At least rubble, rubble remains
for Tracers to complain about the uneasy effort.
But the Sun that powered a time of creating
will at last sear molten across the fertile, turning substance,
making a seal of the versatile surface.
When the furnace dwarfs,
leaving a dark, frozen finish,
the hardened thorough mix
shall never again yield up anything former.
The globe may too slowly wander without rest
with only blackened edges of the universe
as a wreath upon the tomb.
And surely it will again lack spokesmen
to say how it once appeared.
My college instructor loved the "rubble, rubble" duplication. I realized that this was not originally intended, so it must have been an unconscious event, my having typed the word twice.

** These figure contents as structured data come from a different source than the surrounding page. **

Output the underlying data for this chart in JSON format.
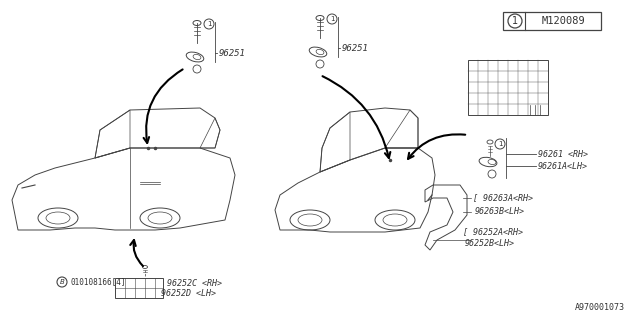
{
  "bg_color": "#ffffff",
  "line_color": "#444444",
  "text_color": "#333333",
  "fig_width": 6.4,
  "fig_height": 3.2,
  "dpi": 100,
  "footer_label": "A970001073",
  "labels": {
    "96251_left": "96251",
    "96251_right": "96251",
    "96261": "96261 <RH>",
    "96261A": "96261A<LH>",
    "96263A": "96263A<RH>",
    "96263B": "96263B<LH>",
    "96252A": "96252A<RH>",
    "96252B": "96252B<LH>",
    "96252C": "96252C <RH>",
    "96252D": "96252D <LH>"
  }
}
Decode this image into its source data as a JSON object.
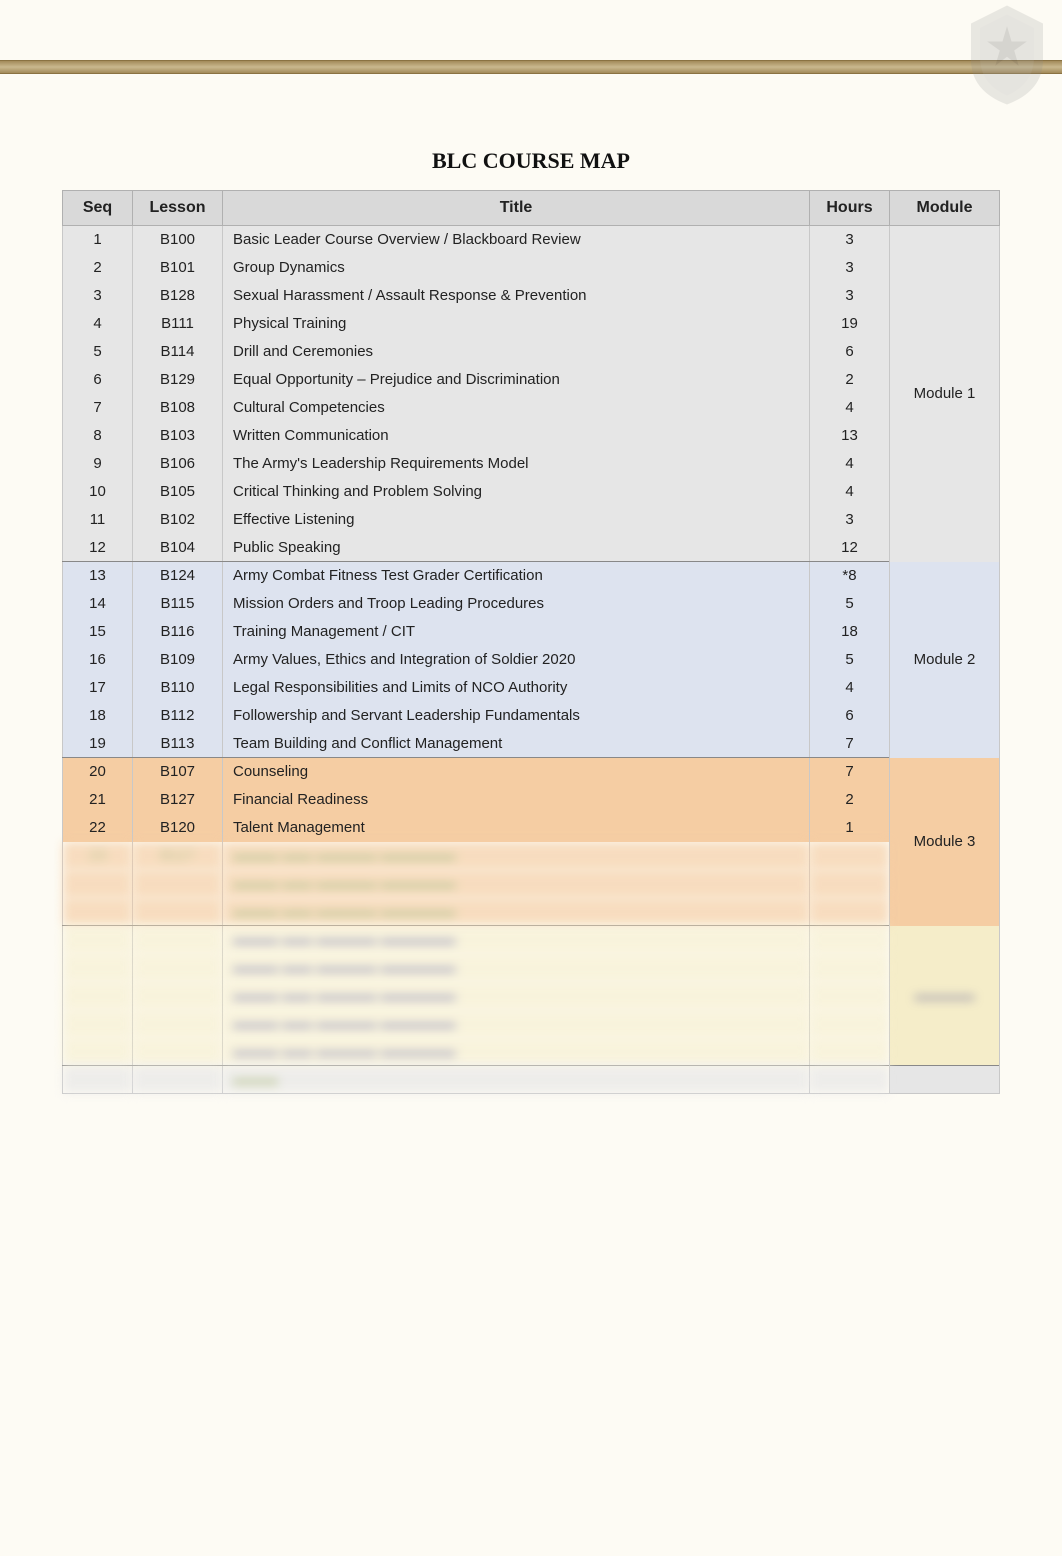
{
  "title": "BLC COURSE MAP",
  "columns": [
    "Seq",
    "Lesson",
    "Title",
    "Hours",
    "Module"
  ],
  "modules": [
    {
      "label": "Module 1",
      "class": "m1",
      "rows": [
        {
          "seq": "1",
          "lesson": "B100",
          "title": "Basic Leader Course Overview / Blackboard Review",
          "hours": "3"
        },
        {
          "seq": "2",
          "lesson": "B101",
          "title": "Group Dynamics",
          "hours": "3"
        },
        {
          "seq": "3",
          "lesson": "B128",
          "title": "Sexual Harassment / Assault Response & Prevention",
          "hours": "3"
        },
        {
          "seq": "4",
          "lesson": "B111",
          "title": "Physical Training",
          "hours": "19"
        },
        {
          "seq": "5",
          "lesson": "B114",
          "title": "Drill and Ceremonies",
          "hours": "6"
        },
        {
          "seq": "6",
          "lesson": "B129",
          "title": "Equal Opportunity – Prejudice and Discrimination",
          "hours": "2"
        },
        {
          "seq": "7",
          "lesson": "B108",
          "title": "Cultural Competencies",
          "hours": "4"
        },
        {
          "seq": "8",
          "lesson": "B103",
          "title": "Written Communication",
          "hours": "13"
        },
        {
          "seq": "9",
          "lesson": "B106",
          "title": "The Army's Leadership Requirements Model",
          "hours": "4"
        },
        {
          "seq": "10",
          "lesson": "B105",
          "title": "Critical Thinking and Problem Solving",
          "hours": "4"
        },
        {
          "seq": "11",
          "lesson": "B102",
          "title": "Effective Listening",
          "hours": "3"
        },
        {
          "seq": "12",
          "lesson": "B104",
          "title": "Public Speaking",
          "hours": "12"
        }
      ]
    },
    {
      "label": "Module 2",
      "class": "m2",
      "rows": [
        {
          "seq": "13",
          "lesson": "B124",
          "title": "Army Combat Fitness Test Grader Certification",
          "hours": "*8"
        },
        {
          "seq": "14",
          "lesson": "B115",
          "title": "Mission Orders and Troop Leading Procedures",
          "hours": "5"
        },
        {
          "seq": "15",
          "lesson": "B116",
          "title": "Training Management / CIT",
          "hours": "18"
        },
        {
          "seq": "16",
          "lesson": "B109",
          "title": "Army Values, Ethics and Integration of Soldier 2020",
          "hours": "5"
        },
        {
          "seq": "17",
          "lesson": "B110",
          "title": "Legal Responsibilities and Limits of NCO Authority",
          "hours": "4"
        },
        {
          "seq": "18",
          "lesson": "B112",
          "title": "Followership and Servant Leadership Fundamentals",
          "hours": "6"
        },
        {
          "seq": "19",
          "lesson": "B113",
          "title": "Team Building and Conflict Management",
          "hours": "7"
        }
      ]
    },
    {
      "label": "Module 3",
      "class": "m3",
      "rows": [
        {
          "seq": "20",
          "lesson": "B107",
          "title": "Counseling",
          "hours": "7"
        },
        {
          "seq": "21",
          "lesson": "B127",
          "title": "Financial Readiness",
          "hours": "2"
        },
        {
          "seq": "22",
          "lesson": "B120",
          "title": "Talent Management",
          "hours": "1"
        },
        {
          "seq": "23",
          "lesson": "B117",
          "title": "",
          "hours": "",
          "blur": true
        },
        {
          "seq": "",
          "lesson": "",
          "title": "",
          "hours": "",
          "blur": true
        },
        {
          "seq": "",
          "lesson": "",
          "title": "",
          "hours": "",
          "blur": true
        }
      ]
    },
    {
      "label": "",
      "class": "m4",
      "rows": [
        {
          "seq": "",
          "lesson": "",
          "title": "",
          "hours": "",
          "blur": true
        },
        {
          "seq": "",
          "lesson": "",
          "title": "",
          "hours": "",
          "blur": true
        },
        {
          "seq": "",
          "lesson": "",
          "title": "",
          "hours": "",
          "blur": true
        },
        {
          "seq": "",
          "lesson": "",
          "title": "",
          "hours": "",
          "blur": true
        },
        {
          "seq": "",
          "lesson": "",
          "title": "",
          "hours": "",
          "blur": true
        }
      ]
    }
  ],
  "totals": {
    "seq": "",
    "lesson": "",
    "title": "",
    "hours": ""
  },
  "colors": {
    "page_bg": "#fdfbf4",
    "header_bg": "#d9d9d9",
    "m1_bg": "#e6e6e6",
    "m2_bg": "#dde3ef",
    "m3_bg": "#f5cda3",
    "m4_bg": "#f5edc9",
    "border": "#c8c8c8",
    "bar": "#b59b63"
  }
}
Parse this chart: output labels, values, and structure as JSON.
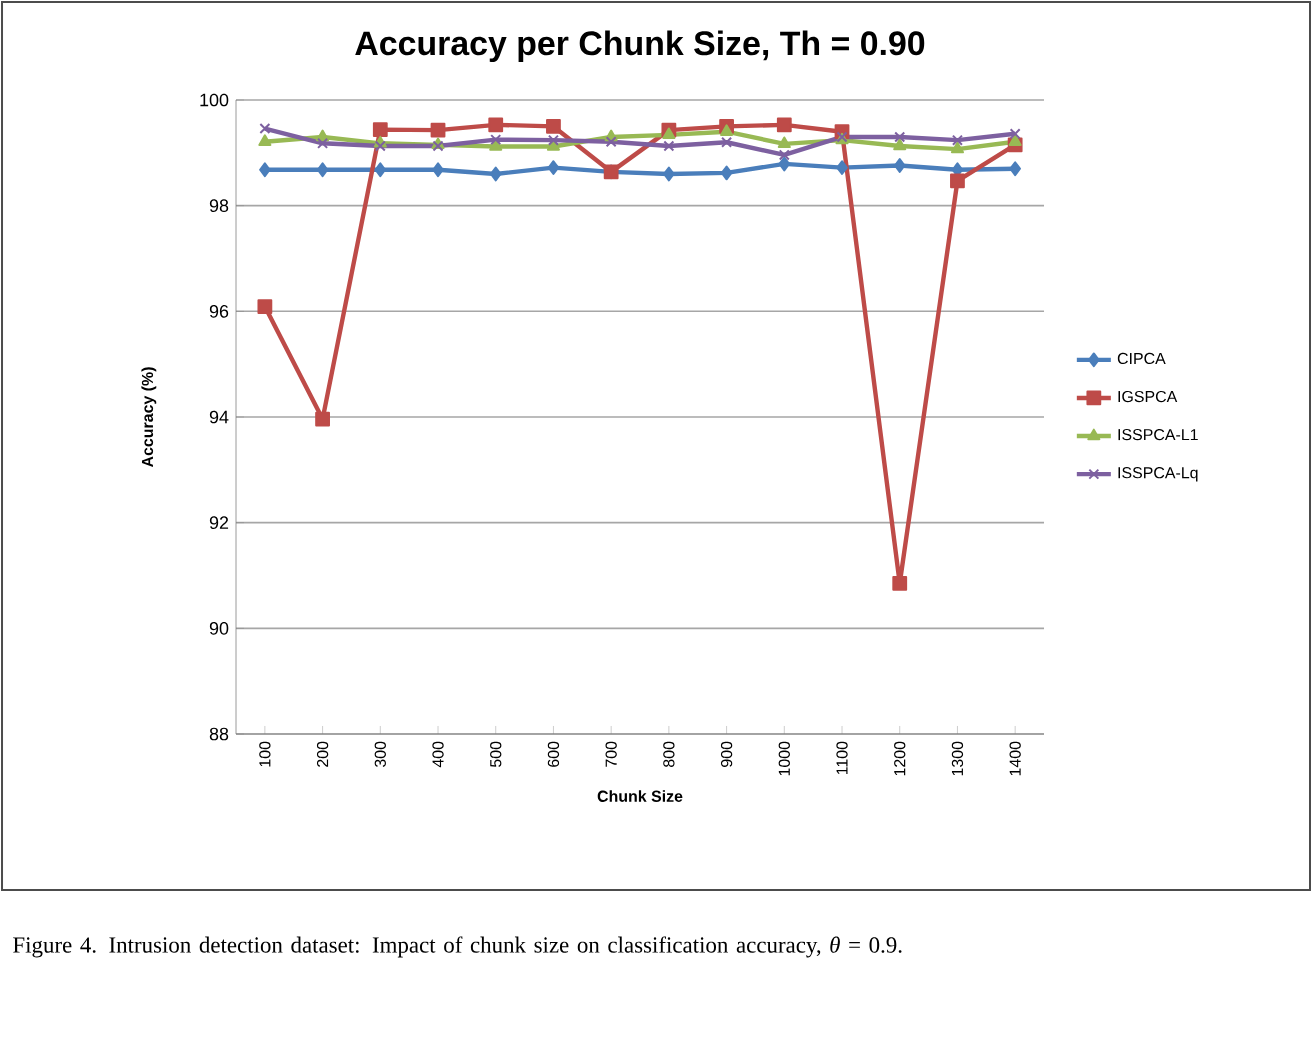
{
  "chart_data": {
    "type": "line",
    "title": "Accuracy per Chunk Size, Th = 0.90",
    "xlabel": "Chunk Size",
    "ylabel": "Accuracy (%)",
    "categories": [
      "100",
      "200",
      "300",
      "400",
      "500",
      "600",
      "700",
      "800",
      "900",
      "1000",
      "1100",
      "1200",
      "1300",
      "1400"
    ],
    "series": [
      {
        "name": "CIPCA",
        "color": "#4a7ebb",
        "marker": "diamond",
        "values": [
          98.68,
          98.68,
          98.68,
          98.68,
          98.6,
          98.72,
          98.64,
          98.6,
          98.62,
          98.79,
          98.72,
          98.76,
          98.68,
          98.7
        ]
      },
      {
        "name": "IGSPCA",
        "color": "#be4b48",
        "marker": "square",
        "values": [
          96.09,
          93.96,
          99.44,
          99.43,
          99.53,
          99.5,
          98.64,
          99.43,
          99.5,
          99.53,
          99.4,
          90.85,
          98.47,
          99.15
        ]
      },
      {
        "name": "ISSPCA-L1",
        "color": "#98b954",
        "marker": "triangle",
        "values": [
          99.21,
          99.3,
          99.18,
          99.15,
          99.12,
          99.12,
          99.3,
          99.34,
          99.4,
          99.17,
          99.24,
          99.13,
          99.07,
          99.21
        ]
      },
      {
        "name": "ISSPCA-Lq",
        "color": "#7d60a0",
        "marker": "cross",
        "values": [
          99.46,
          99.18,
          99.13,
          99.13,
          99.25,
          99.24,
          99.21,
          99.13,
          99.2,
          98.96,
          99.3,
          99.3,
          99.24,
          99.36
        ]
      }
    ],
    "ylim": [
      88,
      100
    ],
    "yticks": [
      88,
      90,
      92,
      94,
      96,
      98,
      100
    ],
    "grid": "y",
    "legend": "right",
    "annotations": [
      "Figure 4. Intrusion detection dataset: Impact of chunk size on classification accuracy, *θ* = 0.9."
    ]
  }
}
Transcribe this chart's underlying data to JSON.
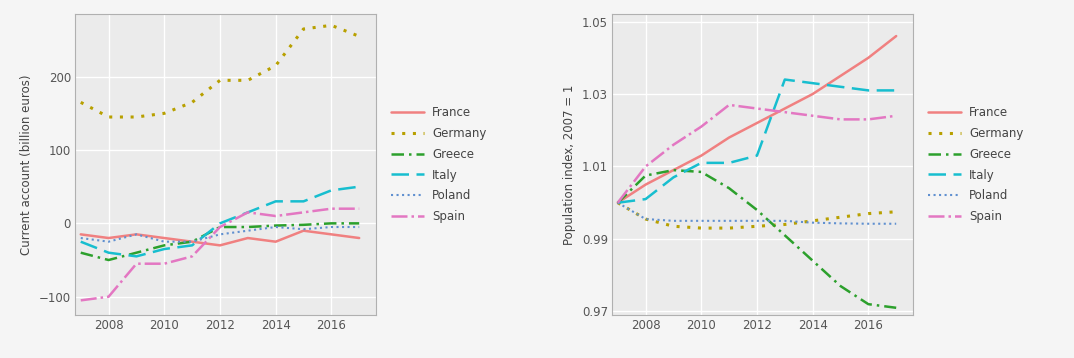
{
  "years": [
    2007,
    2008,
    2009,
    2010,
    2011,
    2012,
    2013,
    2014,
    2015,
    2016,
    2017
  ],
  "current_account": {
    "France": [
      -15,
      -20,
      -15,
      -20,
      -25,
      -30,
      -20,
      -25,
      -10,
      -15,
      -20
    ],
    "Germany": [
      165,
      145,
      145,
      150,
      165,
      195,
      195,
      215,
      265,
      270,
      255
    ],
    "Greece": [
      -40,
      -50,
      -40,
      -30,
      -25,
      -5,
      -5,
      -3,
      -2,
      0,
      0
    ],
    "Italy": [
      -25,
      -40,
      -45,
      -35,
      -30,
      0,
      15,
      30,
      30,
      45,
      50
    ],
    "Poland": [
      -20,
      -25,
      -15,
      -25,
      -25,
      -15,
      -10,
      -5,
      -8,
      -5,
      -5
    ],
    "Spain": [
      -105,
      -100,
      -55,
      -55,
      -45,
      -5,
      15,
      10,
      15,
      20,
      20
    ]
  },
  "population": {
    "France": [
      1.0,
      1.005,
      1.009,
      1.013,
      1.018,
      1.022,
      1.026,
      1.03,
      1.035,
      1.04,
      1.046
    ],
    "Germany": [
      1.0,
      0.9955,
      0.9935,
      0.993,
      0.993,
      0.9935,
      0.994,
      0.995,
      0.996,
      0.997,
      0.9975
    ],
    "Greece": [
      1.0,
      1.0075,
      1.009,
      1.0085,
      1.004,
      0.998,
      0.991,
      0.984,
      0.977,
      0.972,
      0.971
    ],
    "Italy": [
      1.0,
      1.001,
      1.007,
      1.011,
      1.011,
      1.013,
      1.034,
      1.033,
      1.032,
      1.031,
      1.031
    ],
    "Poland": [
      1.0,
      0.9955,
      0.995,
      0.995,
      0.995,
      0.995,
      0.995,
      0.9945,
      0.9943,
      0.9942,
      0.9942
    ],
    "Spain": [
      1.0,
      1.01,
      1.016,
      1.021,
      1.027,
      1.026,
      1.025,
      1.024,
      1.023,
      1.023,
      1.024
    ]
  },
  "colors": {
    "France": "#f08080",
    "Germany": "#b8a000",
    "Greece": "#2ca02c",
    "Italy": "#17becf",
    "Poland": "#6090d0",
    "Spain": "#e377c2"
  },
  "countries": [
    "France",
    "Germany",
    "Greece",
    "Italy",
    "Poland",
    "Spain"
  ],
  "left_ylabel": "Current account (billion euros)",
  "right_ylabel": "Population index, 2007 = 1",
  "left_ylim": [
    -125,
    285
  ],
  "right_ylim": [
    0.969,
    1.052
  ],
  "left_yticks": [
    -100,
    0,
    100,
    200
  ],
  "right_yticks": [
    0.97,
    0.99,
    1.01,
    1.03,
    1.05
  ],
  "xticks": [
    2008,
    2010,
    2012,
    2014,
    2016
  ],
  "xlim": [
    2006.8,
    2017.6
  ],
  "background_color": "#ebebeb",
  "grid_color": "#ffffff",
  "fig_facecolor": "#f5f5f5"
}
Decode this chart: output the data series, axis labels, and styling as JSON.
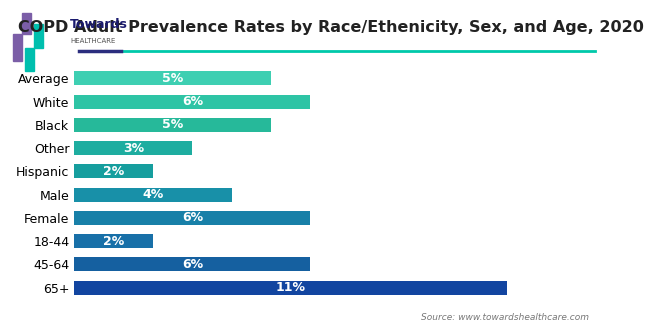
{
  "title": "COPD Adult Prevalence Rates by Race/Ethenicity, Sex, and Age, 2020",
  "source": "Source: www.towardshealthcare.com",
  "categories": [
    "Average",
    "White",
    "Black",
    "Other",
    "Hispanic",
    "Male",
    "Female",
    "18-44",
    "45-64",
    "65+"
  ],
  "values": [
    5,
    6,
    5,
    3,
    2,
    4,
    6,
    2,
    6,
    11
  ],
  "bar_colors": [
    "#3ECFB2",
    "#2EC4A5",
    "#26B99A",
    "#1EADA0",
    "#169E9E",
    "#1890A8",
    "#1880A8",
    "#1870A8",
    "#1560A0",
    "#1245A0"
  ],
  "label_color": "#ffffff",
  "background_color": "#ffffff",
  "xlim": [
    0,
    13
  ],
  "bar_height": 0.6,
  "title_fontsize": 11.5,
  "label_fontsize": 9,
  "tick_fontsize": 9,
  "logo_purple": "#7B5EA7",
  "logo_teal": "#00BFAE",
  "line_teal": "#00C9AA",
  "line_dark": "#2B2D7E"
}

But I liked it, too, so I have left it that way.
I suppose I was most saddened when I left Marine OCS that I was disappointing Gunny Williams. He taught all of us so much, but me perhaps the most. As I said, I would return for the graduation. I would also fly back on a non-stop from Dulles with 2nd Lt. Darwin Newlin. I would later chat with 2nd Lt. Mullens when he was stationed at Camp Pendleton. And I have photographs of the time that 2nd Lt. Dennis Zito, stationed at 29 Palms, visited us in South Gate, CA, and we all drove down to San Diego in my Mustang. I would remain friends with Den and Beth Zito into the 80's, as well as become friends with his brother Dave Zito, who was in the Air Force and stationed at Edwards AFB after I had returned from Air Force OCS.